Beach's gamble seemed like it might pay off when the prototype opened to great public enthusiasm, right up until you remember that he'd spent the previous months orchestrating a covert Boss Tweed ball-stomping parade. Beach either thought he could change Tweed's mind, or merely didn't give a shit, but whichever it was, he was wrong. The project quickly died, and with it our childhood dreams of being shot through a tube like a giant blow dart.
#4. Boeing Plant 2
In the early 1940s, Boeing Plant 2 was one of the largest, most important buildings in the world. It was responsible for producing many of the warplanes the Allies used to win World War II, which is how Boeing Plant 2 came to be known as "the building that won World War II." Also because factories were apparently last in line when it came time to pick snappy nicknames.
"'Nazi Asswhoop Cannery.' 'Death From Above Hatchery.' Really any of these would have worked, guys."
But for such a crucial factory, it sure didn't look very threatening.
The biggest building in this picture appears to be a trout farm.
Of course that was by design.
The problem with depending on one giant building to win a world war is that your enemy can drop bombs on it from as high as they want without having to worry too much about stuff like aiming and being remotely sober.
Bundesarchiv, Bild 146-1995-042-37 / Unknown / CC-BY-SA
"Pilot to bombardier ... could you bring up some more Jagermeister?"
At the height of the war, the asswhup cannery had ramped up production to as many as 12 B-17 Flying Fortresses a day. Its size of 1,776,000 square feet and location in Washington state meant that it would be the first place Japanese bombers would visit if they ever decided to fuck with American soil again.
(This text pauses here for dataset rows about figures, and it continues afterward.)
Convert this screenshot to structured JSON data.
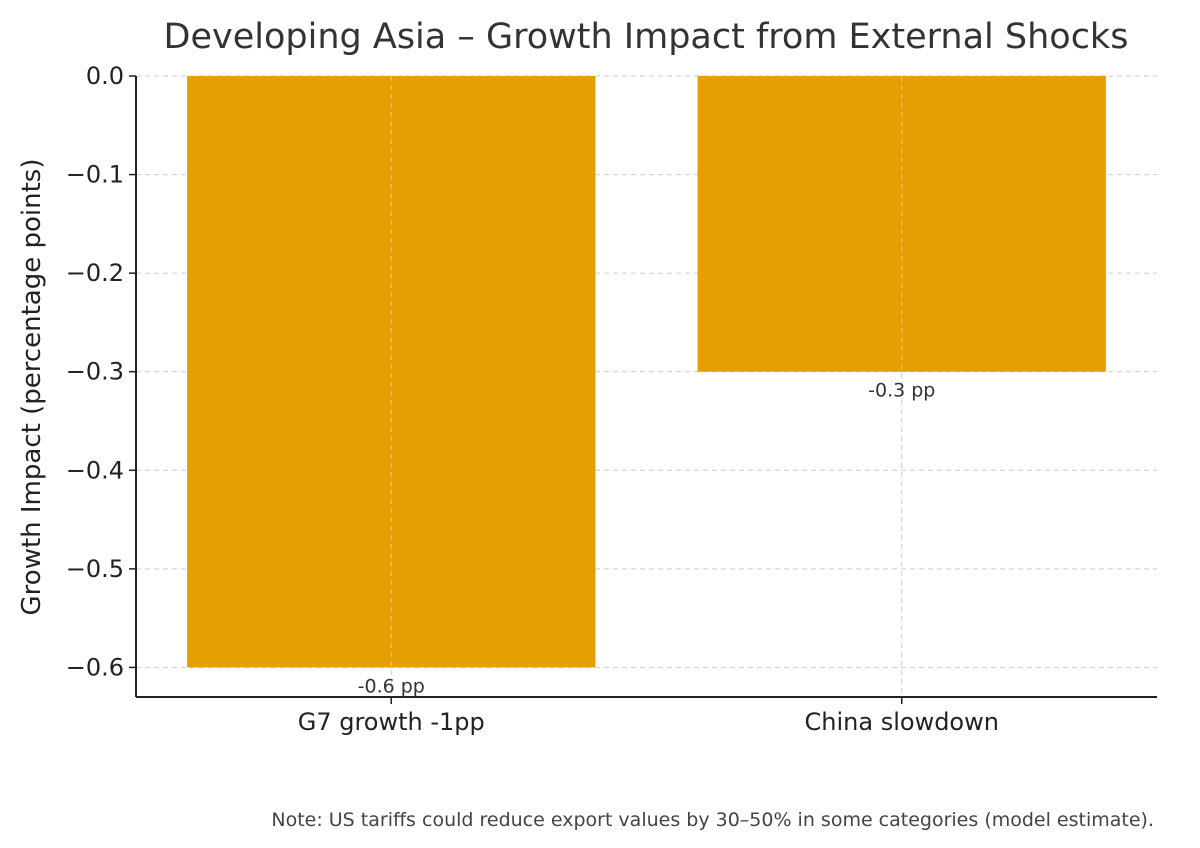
{
  "chart_data": {
    "type": "bar",
    "title": "Developing Asia – Growth Impact from External Shocks",
    "xlabel": "",
    "ylabel": "Growth Impact (percentage points)",
    "categories": [
      "G7 growth -1pp",
      "China slowdown"
    ],
    "values": [
      -0.6,
      -0.3
    ],
    "data_labels": [
      "-0.6 pp",
      "-0.3 pp"
    ],
    "ylim": [
      -0.63,
      0.0
    ],
    "yticks": [
      0.0,
      -0.1,
      -0.2,
      -0.3,
      -0.4,
      -0.5,
      -0.6
    ],
    "ytick_labels": [
      "0.0",
      "−0.1",
      "−0.2",
      "−0.3",
      "−0.4",
      "−0.5",
      "−0.6"
    ],
    "grid": true,
    "bar_color": "#E69F00",
    "note": "Note: US tariffs could reduce export values by 30–50% in some categories (model estimate)."
  }
}
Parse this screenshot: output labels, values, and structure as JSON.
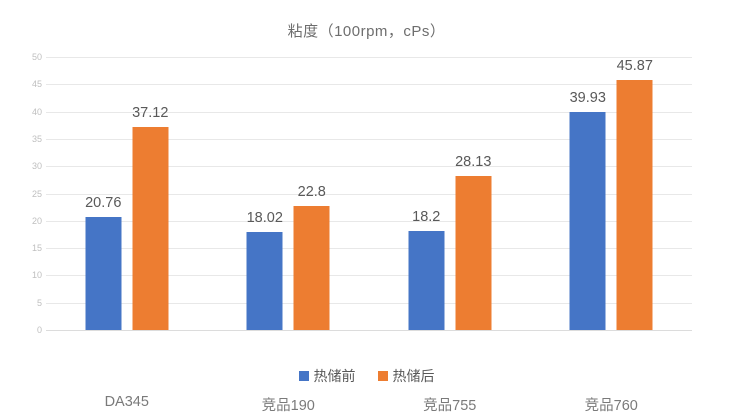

Of course, they'd have to find the damn thing first. In a decision that surely elicited a medley of harrumphing among military brass, Boeing turned to John S. Detlie, a Hollywood set designer and art director, to use his movie magic to make the very large, very obvious building less of both of those things.
He later went on to disguise Pearl Harbor as an Oscar-winning film.
It cost a fortune at $1 million (estimated at $15 million in today's money), but when he was done Detlie had made America's most vulnerable target disappear under an entirely fake, 12-square-block neighborhood draped over the roof of the plant. What from the air appeared to be a normal suburban neighborhood -- complete with houses, streets, trees and even hills -- up close was an enormous Hollywood movie set constructed from plywood, chicken wire, burlap and a whole shitload of paint. The camouflage was so detailed that the fake roads had street signs marking them, with names like Burlap Boulevard and Synthetic Street.
"I told you Marie, Bullshit Avenue is another block down from us."
The set was dismantled after the war, and the materials used to build it were offered to Boeing employees for little to no cost. So today there are real homes that were built using bits and pieces of the fake ones that once served to hide the building that won the war. It also means that, for one fleeting moment in this one instance, Hollywood was as important as it thinks it is.